剛剛用來聯繫警察手機振動起來。是立樹打來的電話。
『啊,流花?我看新聞好像說九重的雨櫻很奇怪,沒事吧?』
傾注而下的花瓣一瞬間改變顏色。這種現象一定會帶著衝擊和詫異傳遍世界吧——同時卻無人知曉,原因僅僅在於兩位少女微不足道的重歸於好。
『我現在趕到了愛里妹妹的病房裡。不過她倒是貌似沒什麼變化。』
「你在她的病房……?」
『嗯。』
我閉上眼睛,想像出躺在床上的她。
「立樹,可以拜託你一件事嗎?」
她篤定地回答我。
『當然。』
我告訴立樹,老家我的桌子上放著一個小包裹。
「我希望下次把那個放到愛里妹妹的枕邊。
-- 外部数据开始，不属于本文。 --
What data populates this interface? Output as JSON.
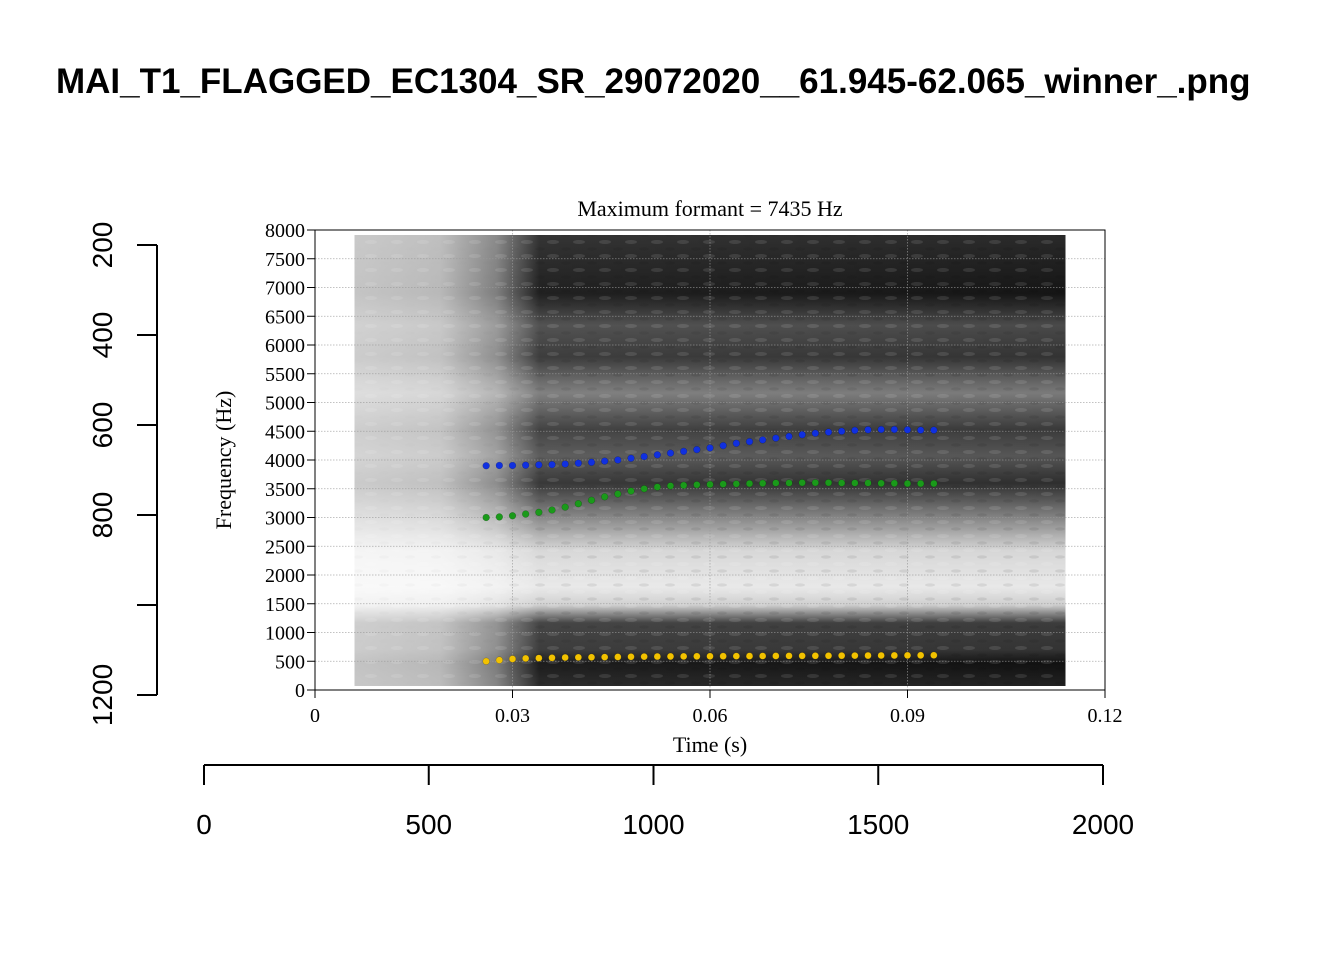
{
  "page": {
    "title": "MAI_T1_FLAGGED_EC1304_SR_29072020__61.945-62.065_winner_.png"
  },
  "outer_axes": {
    "left": {
      "ticks": [
        200,
        400,
        600,
        800,
        1000,
        1200
      ],
      "tick_labels": [
        "200",
        "400",
        "600",
        "800",
        "",
        "1200"
      ]
    },
    "bottom": {
      "ticks": [
        0,
        500,
        1000,
        1500,
        2000
      ],
      "tick_labels": [
        "0",
        "500",
        "1000",
        "1500",
        "2000"
      ]
    }
  },
  "chart_data": {
    "type": "scatter",
    "title": "Maximum formant  =  7435 Hz",
    "xlabel": "Time (s)",
    "ylabel": "Frequency (Hz)",
    "xlim": [
      0,
      0.12
    ],
    "ylim": [
      0,
      8000
    ],
    "x_ticks": [
      0,
      0.03,
      0.06,
      0.09,
      0.12
    ],
    "x_tick_labels": [
      "0",
      "0.03",
      "0.06",
      "0.09",
      "0.12"
    ],
    "y_ticks": [
      0,
      500,
      1000,
      1500,
      2000,
      2500,
      3000,
      3500,
      4000,
      4500,
      5000,
      5500,
      6000,
      6500,
      7000,
      7500,
      8000
    ],
    "y_tick_labels": [
      "0",
      "500",
      "1000",
      "1500",
      "2000",
      "2500",
      "3000",
      "3500",
      "4000",
      "4500",
      "5000",
      "5500",
      "6000",
      "6500",
      "7000",
      "7500",
      "8000"
    ],
    "grid": true,
    "background": "grayscale spectrogram",
    "spectrogram_time_range": [
      0.006,
      0.114
    ],
    "x": [
      0.026,
      0.028,
      0.03,
      0.032,
      0.034,
      0.036,
      0.038,
      0.04,
      0.042,
      0.044,
      0.046,
      0.048,
      0.05,
      0.052,
      0.054,
      0.056,
      0.058,
      0.06,
      0.062,
      0.064,
      0.066,
      0.068,
      0.07,
      0.072,
      0.074,
      0.076,
      0.078,
      0.08,
      0.082,
      0.084,
      0.086,
      0.088,
      0.09,
      0.092,
      0.094
    ],
    "series": [
      {
        "color": "#f2c200",
        "values": [
          500,
          520,
          540,
          550,
          555,
          560,
          565,
          568,
          570,
          572,
          575,
          578,
          580,
          582,
          584,
          585,
          586,
          587,
          588,
          589,
          590,
          591,
          592,
          593,
          594,
          595,
          596,
          597,
          598,
          599,
          600,
          601,
          602,
          603,
          604
        ]
      },
      {
        "color": "#1a9a1a",
        "values": [
          3000,
          3010,
          3030,
          3060,
          3090,
          3130,
          3180,
          3240,
          3300,
          3360,
          3410,
          3460,
          3500,
          3530,
          3550,
          3560,
          3570,
          3575,
          3580,
          3585,
          3590,
          3595,
          3600,
          3600,
          3605,
          3605,
          3605,
          3600,
          3600,
          3600,
          3595,
          3595,
          3590,
          3590,
          3590
        ]
      },
      {
        "color": "#1030e0",
        "values": [
          3900,
          3905,
          3905,
          3910,
          3915,
          3920,
          3930,
          3945,
          3960,
          3980,
          4000,
          4030,
          4060,
          4090,
          4120,
          4150,
          4180,
          4210,
          4250,
          4290,
          4320,
          4350,
          4380,
          4410,
          4440,
          4465,
          4485,
          4500,
          4515,
          4525,
          4530,
          4530,
          4525,
          4520,
          4520
        ]
      }
    ]
  }
}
包裹上畫了個聖誕老人的畫。」
裡面,是和我的成對的卡套。
我已經不害怕了。不,我害怕,但是不再躊躇。
我想去相信一下,今天親眼所見,貶低自己空虛的人心中的奇蹟。我發自內心地這麼想。
「立樹。如果可以的話,可以換她講電話嗎……」
她說了一聲『知道了』,之後是一段雜音,最終什麼都聽不到了。
「噯,愛里妹妹。不,愛里。我有一個,僅僅一個願望……」
即使閉上眼睛,包裹世界的櫻色也印在眼瞼的內側。
「可以讓我成為你的姐姐嗎……?」
因為我沒有好好握住她的手,她才不知道去了哪裡。我曾經不願承認這一事實。
「抱歉啊。現在我仍然不明白你為什麼難受、為什麼一直沉睡……我這麼沒用,但是我絕對會救你的。如果你醒來,能不能請你……」
我一直在告訴自己,區區聯繫沒有意義,區區牽絆沒有價值。
但是,在心裡的某個地方,我注意到了。
我一直在被愛里救贖。
被同樣藏著悲傷、即便如此還每日歡笑、待在我身邊的她。
「能不能請你在那個時候,叫我姐姐呢……」
沒有回應。我甚至不知道我的聲音有沒有傳達到。
一時的寂靜之後,立樹在電話里出現。
『已經,可以了嗎……?』
「嗯。」
我掛斷電話,抬起頭。世界仍然被櫻色的奇蹟裝點著。